= Wiser Than Me =

Podcast hosted by Julia Louis-Dreyfus

Wiser Than Me is a podcast hosted by actress Julia Louis-Dreyfus. On the show, launched in 2023, Louis-Dreyfus interviews women older than her on their lived experience and earned wisdom. The show was named Apple's Best Podcast of the Year for 2023 and the Webby Podcast of the Year in 2024. Wiser Than Me is produced by Lemonada Media, a podcast company cofounded by Jessica Cordova Kramer and Stephanie Wittels Wachs.

Louis-Dreyfus created the show to counter-balance the trend of iconic women disappearing from the public eye as they age. In the first episode she explains that this struck her while watching a documentary about Jane Fonda. “It is just stunning to me that old women are so easily dismissed and made invisible by our culture,” she says. Jane Fonda later became the first guest on the show.
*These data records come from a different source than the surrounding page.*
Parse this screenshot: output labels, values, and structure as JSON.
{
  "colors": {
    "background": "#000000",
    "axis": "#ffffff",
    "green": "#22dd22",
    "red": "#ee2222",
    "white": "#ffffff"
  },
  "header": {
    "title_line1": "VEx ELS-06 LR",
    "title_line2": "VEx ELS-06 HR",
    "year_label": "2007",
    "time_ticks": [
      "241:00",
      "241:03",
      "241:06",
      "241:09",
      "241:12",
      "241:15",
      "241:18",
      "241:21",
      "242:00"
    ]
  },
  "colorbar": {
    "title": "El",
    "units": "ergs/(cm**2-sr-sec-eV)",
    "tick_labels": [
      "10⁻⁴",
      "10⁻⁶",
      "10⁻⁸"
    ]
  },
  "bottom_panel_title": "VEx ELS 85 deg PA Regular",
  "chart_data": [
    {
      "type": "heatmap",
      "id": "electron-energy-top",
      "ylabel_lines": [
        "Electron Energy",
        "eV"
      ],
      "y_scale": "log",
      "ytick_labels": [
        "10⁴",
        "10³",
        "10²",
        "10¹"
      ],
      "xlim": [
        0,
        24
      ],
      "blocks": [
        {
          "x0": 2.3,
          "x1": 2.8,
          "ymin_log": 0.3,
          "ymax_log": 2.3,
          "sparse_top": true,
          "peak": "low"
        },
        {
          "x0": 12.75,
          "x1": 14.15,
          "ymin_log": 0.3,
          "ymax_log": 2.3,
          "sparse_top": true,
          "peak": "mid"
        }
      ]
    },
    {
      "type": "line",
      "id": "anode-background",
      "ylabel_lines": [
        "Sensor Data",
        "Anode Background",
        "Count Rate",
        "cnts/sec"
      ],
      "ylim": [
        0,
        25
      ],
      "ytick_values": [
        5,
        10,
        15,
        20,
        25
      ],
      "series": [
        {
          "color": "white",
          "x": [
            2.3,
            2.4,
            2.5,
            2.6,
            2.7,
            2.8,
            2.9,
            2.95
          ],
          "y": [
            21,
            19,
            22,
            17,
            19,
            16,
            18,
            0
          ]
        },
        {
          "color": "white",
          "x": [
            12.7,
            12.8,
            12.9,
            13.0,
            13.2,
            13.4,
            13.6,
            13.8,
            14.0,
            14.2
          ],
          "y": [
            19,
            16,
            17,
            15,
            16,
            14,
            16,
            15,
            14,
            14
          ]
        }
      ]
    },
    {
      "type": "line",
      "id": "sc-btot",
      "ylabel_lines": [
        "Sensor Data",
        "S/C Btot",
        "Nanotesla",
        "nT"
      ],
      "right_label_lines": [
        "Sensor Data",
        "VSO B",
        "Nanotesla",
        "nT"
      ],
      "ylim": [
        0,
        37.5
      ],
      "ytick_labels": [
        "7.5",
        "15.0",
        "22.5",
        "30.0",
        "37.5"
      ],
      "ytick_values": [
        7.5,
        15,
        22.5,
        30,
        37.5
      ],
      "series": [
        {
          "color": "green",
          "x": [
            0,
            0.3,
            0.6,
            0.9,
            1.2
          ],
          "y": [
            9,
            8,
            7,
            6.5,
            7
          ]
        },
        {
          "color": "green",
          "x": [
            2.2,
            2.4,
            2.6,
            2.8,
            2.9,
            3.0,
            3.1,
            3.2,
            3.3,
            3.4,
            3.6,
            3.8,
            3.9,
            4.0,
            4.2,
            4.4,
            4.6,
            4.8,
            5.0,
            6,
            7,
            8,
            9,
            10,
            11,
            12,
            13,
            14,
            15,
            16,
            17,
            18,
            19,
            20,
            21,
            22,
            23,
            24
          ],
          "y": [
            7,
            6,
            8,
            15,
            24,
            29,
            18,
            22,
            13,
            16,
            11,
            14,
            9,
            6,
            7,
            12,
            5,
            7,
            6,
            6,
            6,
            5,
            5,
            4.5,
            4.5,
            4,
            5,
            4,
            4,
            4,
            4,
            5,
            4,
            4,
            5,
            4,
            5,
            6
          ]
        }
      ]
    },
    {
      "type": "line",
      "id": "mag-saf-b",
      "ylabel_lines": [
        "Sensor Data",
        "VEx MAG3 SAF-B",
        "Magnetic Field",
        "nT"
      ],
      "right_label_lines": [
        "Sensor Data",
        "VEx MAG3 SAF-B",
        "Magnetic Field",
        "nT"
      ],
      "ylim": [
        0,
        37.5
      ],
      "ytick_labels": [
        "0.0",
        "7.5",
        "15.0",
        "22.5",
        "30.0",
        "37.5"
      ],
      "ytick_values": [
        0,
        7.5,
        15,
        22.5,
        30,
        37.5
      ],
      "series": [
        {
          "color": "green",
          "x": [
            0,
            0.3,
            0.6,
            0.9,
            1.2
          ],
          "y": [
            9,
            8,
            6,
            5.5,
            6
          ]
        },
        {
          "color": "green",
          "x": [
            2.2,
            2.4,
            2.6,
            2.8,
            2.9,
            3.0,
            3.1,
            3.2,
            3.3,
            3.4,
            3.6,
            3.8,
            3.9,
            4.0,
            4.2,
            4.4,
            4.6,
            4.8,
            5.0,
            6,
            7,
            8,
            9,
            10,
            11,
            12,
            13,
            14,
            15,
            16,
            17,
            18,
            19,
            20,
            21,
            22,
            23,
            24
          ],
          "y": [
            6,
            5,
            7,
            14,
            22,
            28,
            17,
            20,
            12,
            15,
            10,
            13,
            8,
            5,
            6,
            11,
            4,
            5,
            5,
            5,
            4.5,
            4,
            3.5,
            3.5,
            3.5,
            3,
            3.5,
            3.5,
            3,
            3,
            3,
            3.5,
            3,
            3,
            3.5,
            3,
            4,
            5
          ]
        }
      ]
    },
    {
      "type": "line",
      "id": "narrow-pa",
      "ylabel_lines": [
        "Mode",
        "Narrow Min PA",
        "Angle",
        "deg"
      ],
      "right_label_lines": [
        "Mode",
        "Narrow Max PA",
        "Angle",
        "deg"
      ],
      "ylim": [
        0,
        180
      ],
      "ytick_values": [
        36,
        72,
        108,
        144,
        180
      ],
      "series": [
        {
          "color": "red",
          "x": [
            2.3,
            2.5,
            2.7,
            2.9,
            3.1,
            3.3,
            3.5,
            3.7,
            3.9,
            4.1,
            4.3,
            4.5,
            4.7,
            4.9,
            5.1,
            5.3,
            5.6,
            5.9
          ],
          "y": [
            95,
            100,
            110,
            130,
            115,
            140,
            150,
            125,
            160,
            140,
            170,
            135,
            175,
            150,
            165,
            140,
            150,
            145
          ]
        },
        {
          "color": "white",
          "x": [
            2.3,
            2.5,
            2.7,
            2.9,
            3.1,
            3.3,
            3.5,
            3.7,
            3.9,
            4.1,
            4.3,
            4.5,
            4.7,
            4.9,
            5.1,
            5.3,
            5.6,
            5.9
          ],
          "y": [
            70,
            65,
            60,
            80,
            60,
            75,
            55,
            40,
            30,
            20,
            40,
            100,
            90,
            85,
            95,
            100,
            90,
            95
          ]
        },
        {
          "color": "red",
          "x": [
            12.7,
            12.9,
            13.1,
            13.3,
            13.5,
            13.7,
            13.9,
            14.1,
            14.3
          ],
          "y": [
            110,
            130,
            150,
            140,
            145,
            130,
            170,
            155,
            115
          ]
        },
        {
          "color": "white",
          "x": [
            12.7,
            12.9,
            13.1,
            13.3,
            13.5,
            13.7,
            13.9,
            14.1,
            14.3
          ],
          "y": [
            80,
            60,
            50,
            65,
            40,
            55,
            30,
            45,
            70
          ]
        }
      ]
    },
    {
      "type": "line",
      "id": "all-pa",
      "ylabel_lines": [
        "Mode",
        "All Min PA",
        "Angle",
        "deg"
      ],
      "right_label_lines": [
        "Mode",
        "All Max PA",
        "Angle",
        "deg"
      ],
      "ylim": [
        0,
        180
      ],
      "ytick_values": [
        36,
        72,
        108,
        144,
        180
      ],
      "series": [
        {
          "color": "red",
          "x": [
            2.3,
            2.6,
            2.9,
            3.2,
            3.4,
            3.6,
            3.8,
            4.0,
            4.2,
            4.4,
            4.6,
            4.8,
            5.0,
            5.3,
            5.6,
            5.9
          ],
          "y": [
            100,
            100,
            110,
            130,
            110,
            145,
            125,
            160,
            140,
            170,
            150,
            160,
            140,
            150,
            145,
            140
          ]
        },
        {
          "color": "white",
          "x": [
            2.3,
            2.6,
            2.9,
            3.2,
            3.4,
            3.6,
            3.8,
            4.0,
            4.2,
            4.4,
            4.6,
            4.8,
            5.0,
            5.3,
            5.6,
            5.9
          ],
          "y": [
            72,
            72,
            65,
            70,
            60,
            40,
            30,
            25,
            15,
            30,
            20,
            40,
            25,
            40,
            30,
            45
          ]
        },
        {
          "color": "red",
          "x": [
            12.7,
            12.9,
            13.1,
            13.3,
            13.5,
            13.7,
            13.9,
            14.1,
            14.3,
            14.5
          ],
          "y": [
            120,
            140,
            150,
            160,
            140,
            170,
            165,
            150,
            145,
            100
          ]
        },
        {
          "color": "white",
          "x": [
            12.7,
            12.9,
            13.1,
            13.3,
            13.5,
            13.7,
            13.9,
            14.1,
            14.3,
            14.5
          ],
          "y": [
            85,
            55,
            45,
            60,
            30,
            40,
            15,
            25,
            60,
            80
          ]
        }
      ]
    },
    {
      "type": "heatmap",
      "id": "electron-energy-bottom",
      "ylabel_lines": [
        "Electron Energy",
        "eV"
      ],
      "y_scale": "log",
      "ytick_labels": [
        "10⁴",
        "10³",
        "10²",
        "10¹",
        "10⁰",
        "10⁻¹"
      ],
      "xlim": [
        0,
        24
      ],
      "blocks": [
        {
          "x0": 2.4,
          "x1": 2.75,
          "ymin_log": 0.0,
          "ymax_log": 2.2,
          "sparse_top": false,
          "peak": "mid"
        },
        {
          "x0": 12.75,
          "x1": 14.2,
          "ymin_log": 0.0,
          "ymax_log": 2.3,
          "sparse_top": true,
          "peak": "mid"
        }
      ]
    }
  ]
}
Each episode begins with a monologue from Louis-Dreyfus, followed by an interview with a well-known woman, typically over 70 years old, and ends with a recap conversation between Julia Louis-Dreyfus and her mom. Guests have included actress Jane Fonda, comedian Carol Burnett, author Isabel Allende and author Amy Tan.

== Episodes ==

Season 1
| Ep # | Guest | Air Date |
|---|---|---|
| 1 | Actress / Activist Jane Fonda | April 11, 2023 |
| 2 | Novelist Isabel Allende | April 11, 2023 |
| 3 | Writer Fran Lebowitz | April 18, 2023 |
| 4 | Chef Ruth Reichl | April 25, 2023 |
| 5 | Singer Darlene Love | May 2, 2023 |
| 6 | Fashion Designer Diane Van Furstenberg | May 9, 2023 |
| 7 | Former Head of EPA Gina McCarthy | May 16, 2023 |
| 8 | Novelist Amy Tan | May 23, 2023 |
| 9 | Actress Rhea Perlman | May 30, 2023 |
| 10 | Comedian Carol Burnett | June 6, 2023 |

Season 2
| Ep # | Guest | Air Date |
|---|---|---|
| 1 | Actress / Activist Sally Field | March 28, 2024 |
| 2 | Musician Bonnie Raitt | April 3, 2024 |
| 3 | Model / Actress Beverly Johnson | April 10, 2024 |
| 4 | Cook / Author Ina Garten | April 17, 2024 |
| 5 | Tennis Player Billie Jean King | April 24, 2024 |
| 6 | Musician Patti Smith | May 1, 2024 |
| 7 | Choreographer / Actress Debbie Allen | May 8, 2024 |
| 8 | Author Anne Lamott | May 15, 2024 |
| 9 | Designer Vera Wang | May 22, 2024 |
| 10 | Author / Activist Gloria Steinem | May 29, 2024 |
| 11 | Singer / Actress Julie Andrews | June 5, 2024 |

Season 3
| Ep # | Guest | Air Date |
|---|---|---|
| 1 | Scientist / Conservationist Jane Goodall | October 9, 2024 |
| 2 | Chef / Author Alice Waters | October 16, 2024 |
| 3 | Correspondent Nina Totenberg | October 23, 2024 |
| 4 | Actress Catherine O'Hara | October 30, 2024 |
| 5 | Activist Dolores Huerta | November 13, 2024 |
| 6 | Actress / Model Isabella Rossellini | November 20, 2024 |
| 7 | Singer / Actress Patti LaBelle | December 4, 2024 |
| 8 | Actress / Dancer / Singer Rita Moreno | December 11, 2024 |
| 9 | House Speaker Emerita Nancy Pelosi | December 18, 2024 |

Season 4
| Ep # | Guest | Air Date |
|---|---|---|
| 1 | Actress / Comedian Jane Curtin | November 12, 2025 |
| 2 | Cartoonist Roz Chast | November 19, 2025 |
| 3 | Photographer Annie Leibovitz | December 3, 2025 |
| 4 | Actress Glenn Close | December 10, 2025 |
| 5 | Sister Helen Prejean | January 7, 2026 |
| 6 | Swimmer Diana Nyad | January 14, 2026 |
| 7 | Musician Cyndi Lauper | March 25, 2026 |
| 8 | Actress Jean Smart | May 6, 2026 |
| 9 | Actress Pam Grier | May 13, 2026 |
| 10 | Governor Janet Mills | May 20, 2026 |
| 11 | Singer-Songwriter / Activist Joan Baez | May 27, 2026 |

== Awards ==
Wiser Than Me was the single show named Apple's Best Podcast of the Year for 2023.

In 2024, Wiser Than Me was named the Webby Podcast of the Year. The show also won the 2024 Ambie Award for Best Interview Podcast.